One Response to “Paper: Time is Money”

  1. Giacomo de Nardis says:

    Good morning Fayruz!

    Solving the issues addressed in your article in a sustainable manner is key to the future prospects of Libya. Deciding which exchange system to implement should solve 50% of Libya’s problems, as the effects on the economy and wealth will surely help ease other tribal/political based tensions. I lack a deep insight on Libya, it’s demography and economy. Hence, my comments might not always hit the nail on the head.

    I believe Libya’s economic objectives should be the following: reduce unemployment (30%), diversify its economy and improve infrastructure. In order to reach these objectives, a weak, devalued currency should be preferred. The euro-area’s mistake was to allow appreciation versus the dollar ($1.50) which has condemned the euro region to a lost decade. Libya should avoid that.

    Bearing in mind these three objectives, the exchange rate mechanism should be chosen. I do not believe a managed float mechanism is the right way to reach the three objectives stated above as it does not solve some relevant issues: currency overvaluation, currency credibility and attacks on the currency.

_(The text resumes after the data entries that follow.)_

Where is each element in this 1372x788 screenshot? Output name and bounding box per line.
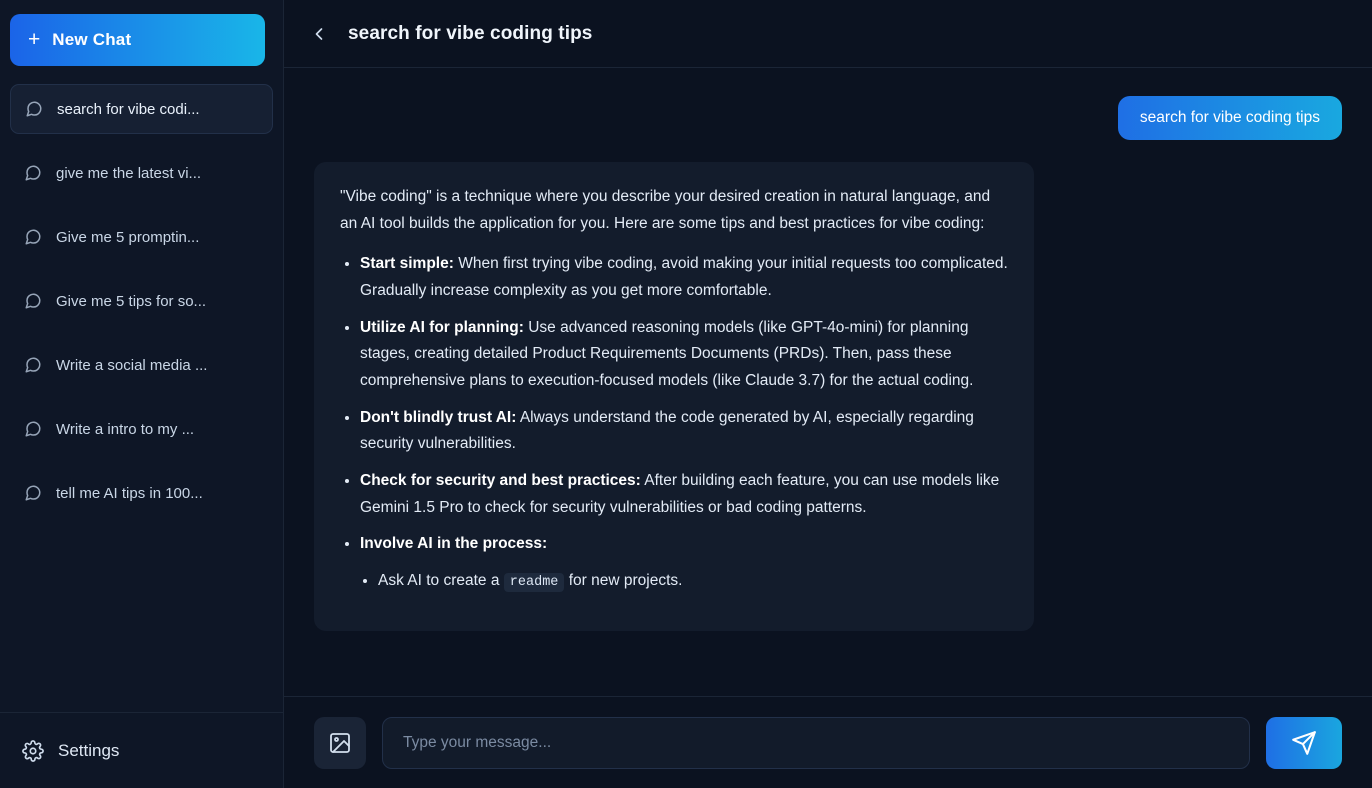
sidebar [0,0,284,788]
new-chat-button[interactable] [10,14,265,66]
tip-body: After building each feature, you can use models like Gemini 1.5 Pro to check for security vulnerabilities or bad coding patterns. [360,471,1000,516]
chat-bubble-icon [24,420,42,438]
settings-label: Settings [58,740,120,760]
tip-title: Start simple: [360,255,454,273]
assistant-message-bubble [314,162,1034,631]
chevron-left-icon[interactable] [308,23,330,45]
assistant-message-row [314,162,1342,631]
conversation-scroll[interactable] [284,68,1372,696]
sidebar-item-chat-7[interactable] [10,468,273,518]
list-item [360,468,1008,521]
tip-title: Check for security and best practices: [360,471,641,489]
sidebar-item-label: Give me 5 tips for so... [56,292,207,310]
sidebar-item-label: Write a social media ... [56,356,208,374]
chat-bubble-icon [24,164,42,182]
list-item [360,251,1008,304]
sidebar-item-chat-4[interactable] [10,276,273,326]
chat-history-list [0,84,283,712]
chat-bubble-icon [24,292,42,310]
sidebar-item-label: tell me AI tips in 100... [56,484,203,502]
image-icon [328,731,352,755]
sub-tip-after: for new projects. [564,571,683,589]
tip-body: When first trying vibe coding, avoid making your initial requests too complicated. Gradually increase complexity as you get more comfortable. [360,255,1008,299]
send-button[interactable] [1266,717,1342,769]
new-chat-label: New Chat [52,30,132,49]
tip-body: Use advanced reasoning models (like GPT-4o-mini) for planning stages, creating detailed Product Requirements Documents (PRDs). Then, pass these comprehensive plans to execution-focused models (like Claude 3.7) for the actual coding. [360,318,974,389]
tip-title: Don't blindly trust AI: [360,408,517,426]
user-message-row [314,96,1342,140]
list-item [378,568,1008,595]
sidebar-item-label: Give me 5 promptin... [56,228,200,246]
user-message-bubble: search for vibe coding tips [1118,96,1342,140]
top-bar [284,0,1372,68]
sidebar-item-chat-6[interactable] [10,404,273,454]
sub-tips-list [378,568,1008,595]
list-item [360,315,1008,395]
sidebar-item-chat-2[interactable] [10,148,273,198]
sidebar-item-chat-5[interactable] [10,340,273,390]
composer-bar [284,696,1372,788]
sidebar-item-chat-3[interactable] [10,212,273,262]
page-title: search for vibe coding tips [348,22,593,44]
chat-bubble-icon [24,228,42,246]
message-input[interactable] [382,717,1250,769]
main-panel [284,0,1372,788]
chat-bubble-icon [24,484,42,502]
plus-icon: + [28,27,41,51]
assistant-intro-paragraph: "Vibe coding" is a technique where you describe your desired creation in natural language, and an AI tool builds the application for you. Here are some tips and best practices for vibe coding: [340,188,991,232]
settings-button[interactable] [0,712,283,788]
sidebar-item-label: search for vibe codi... [57,100,200,118]
tip-title: Involve AI in the process: [360,535,548,553]
sidebar-item-chat-1[interactable] [10,84,273,134]
chat-bubble-icon [25,100,43,118]
sub-tip-before: Ask AI to create a [378,571,504,589]
attach-image-button[interactable] [314,717,366,769]
sidebar-item-label: Write a intro to my ... [56,420,195,438]
chat-bubble-icon [24,356,42,374]
send-icon [1291,730,1317,756]
sidebar-item-label: give me the latest vi... [56,164,202,182]
tip-body: Always understand the code generated by AI, especially regarding security vulnerabilities. [360,408,974,453]
gear-icon [22,740,44,762]
tips-list [360,251,1008,594]
list-item [360,531,1008,594]
list-item [360,405,1008,458]
inline-code: readme [504,573,565,592]
tip-title: Utilize AI for planning: [360,318,524,336]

    Currency overvaluation: while one might believe the currency should appreciate as the current account is positive, his analysis is biased by a $100/bbl figure. Oil at $100/bbl will surely turn the current account positive, strengthening the currency, but the rest of the economy is and will remain uncompetitive (and forced to shutdown). This is what is happening in Australia and goes against the three primary objectives stated above.

    Currency credibility: there are rumors of fake notes circulating, persistent political tensions and a new government/institutional framework has yet to be established. As a foreign investor, I would consider this environment as unfriendly and I would probably not invest in Libya.

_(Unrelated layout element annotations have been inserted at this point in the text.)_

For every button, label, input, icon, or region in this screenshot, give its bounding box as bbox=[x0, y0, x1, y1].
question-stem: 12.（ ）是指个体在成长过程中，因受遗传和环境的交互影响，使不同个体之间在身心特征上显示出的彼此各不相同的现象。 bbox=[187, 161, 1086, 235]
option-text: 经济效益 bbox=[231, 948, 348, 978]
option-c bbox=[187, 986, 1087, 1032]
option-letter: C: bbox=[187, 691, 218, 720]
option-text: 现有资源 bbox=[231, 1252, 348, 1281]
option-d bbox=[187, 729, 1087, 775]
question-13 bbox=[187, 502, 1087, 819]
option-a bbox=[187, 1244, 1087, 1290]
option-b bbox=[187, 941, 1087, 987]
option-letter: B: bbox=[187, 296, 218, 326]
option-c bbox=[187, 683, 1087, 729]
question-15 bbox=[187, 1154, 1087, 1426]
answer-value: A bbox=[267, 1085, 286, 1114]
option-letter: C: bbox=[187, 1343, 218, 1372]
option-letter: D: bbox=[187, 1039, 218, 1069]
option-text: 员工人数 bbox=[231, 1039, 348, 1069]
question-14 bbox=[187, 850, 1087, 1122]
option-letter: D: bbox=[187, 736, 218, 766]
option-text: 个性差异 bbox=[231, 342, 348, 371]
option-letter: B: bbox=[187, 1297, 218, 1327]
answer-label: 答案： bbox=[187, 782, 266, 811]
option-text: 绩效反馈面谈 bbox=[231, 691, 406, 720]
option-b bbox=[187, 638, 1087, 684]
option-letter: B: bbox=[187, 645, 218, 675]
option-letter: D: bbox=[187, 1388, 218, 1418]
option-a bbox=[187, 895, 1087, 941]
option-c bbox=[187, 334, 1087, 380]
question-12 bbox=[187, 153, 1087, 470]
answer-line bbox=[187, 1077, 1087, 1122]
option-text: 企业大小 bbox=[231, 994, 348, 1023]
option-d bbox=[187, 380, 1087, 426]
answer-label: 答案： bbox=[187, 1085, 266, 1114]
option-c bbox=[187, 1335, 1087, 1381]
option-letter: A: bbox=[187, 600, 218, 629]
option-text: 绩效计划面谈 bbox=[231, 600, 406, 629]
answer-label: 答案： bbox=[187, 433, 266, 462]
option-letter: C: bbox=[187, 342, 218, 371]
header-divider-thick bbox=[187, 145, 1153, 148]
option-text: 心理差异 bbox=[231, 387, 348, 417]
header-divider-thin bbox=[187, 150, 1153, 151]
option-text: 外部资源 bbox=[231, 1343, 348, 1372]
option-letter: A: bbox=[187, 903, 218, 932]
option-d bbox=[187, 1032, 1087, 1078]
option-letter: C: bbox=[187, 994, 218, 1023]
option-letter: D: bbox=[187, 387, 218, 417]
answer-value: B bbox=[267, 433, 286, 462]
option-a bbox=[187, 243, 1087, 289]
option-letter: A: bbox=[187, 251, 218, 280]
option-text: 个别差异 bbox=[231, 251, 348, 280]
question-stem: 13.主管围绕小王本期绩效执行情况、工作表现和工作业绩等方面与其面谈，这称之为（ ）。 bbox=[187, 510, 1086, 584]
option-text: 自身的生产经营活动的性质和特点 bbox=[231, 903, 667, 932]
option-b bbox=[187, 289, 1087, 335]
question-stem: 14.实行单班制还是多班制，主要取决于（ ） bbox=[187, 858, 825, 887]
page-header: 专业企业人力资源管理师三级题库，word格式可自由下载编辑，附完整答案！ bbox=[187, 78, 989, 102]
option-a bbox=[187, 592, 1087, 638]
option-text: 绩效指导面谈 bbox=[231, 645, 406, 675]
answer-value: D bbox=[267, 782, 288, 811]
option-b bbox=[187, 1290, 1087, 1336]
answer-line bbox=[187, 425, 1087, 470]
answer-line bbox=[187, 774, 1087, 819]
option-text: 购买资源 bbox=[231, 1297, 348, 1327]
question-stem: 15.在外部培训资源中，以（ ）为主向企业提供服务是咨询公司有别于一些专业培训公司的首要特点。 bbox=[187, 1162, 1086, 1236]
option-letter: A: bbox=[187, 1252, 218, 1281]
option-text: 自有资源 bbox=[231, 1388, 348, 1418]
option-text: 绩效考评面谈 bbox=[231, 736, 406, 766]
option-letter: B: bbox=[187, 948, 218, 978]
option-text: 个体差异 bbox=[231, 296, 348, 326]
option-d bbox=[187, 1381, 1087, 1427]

    Attacks on the currency: in this delicate moment for Libya, having a currency on an $100 billion economy might make it very weak in the face of a speculative and/or fundamental attack on the currency. This is an issue also faced by Iceland, which my adopt the euro or another currency in the near future.

    What Libya should do is adopt a currency board exchange rate mechanism, possibly with the dollar and establish a low fixed-rate exchange. The libyan notes and coins will obviously be new and will be backed by a weak currency with low interest rates, yet with a good reputation. In the meantime, the libyan government should foster new industries and sectors (ex: tourism, automobile, agriculture, infrastructure) through well designed policies. Foreign investment should demand a lower risk premium thanks to the currency board. Unemployment should go down.

    Tourism and new industries will only be attracted by steady, credible currencies that are possible devalued. In the medium/long term, Libya, I agree, should establish a managed float system.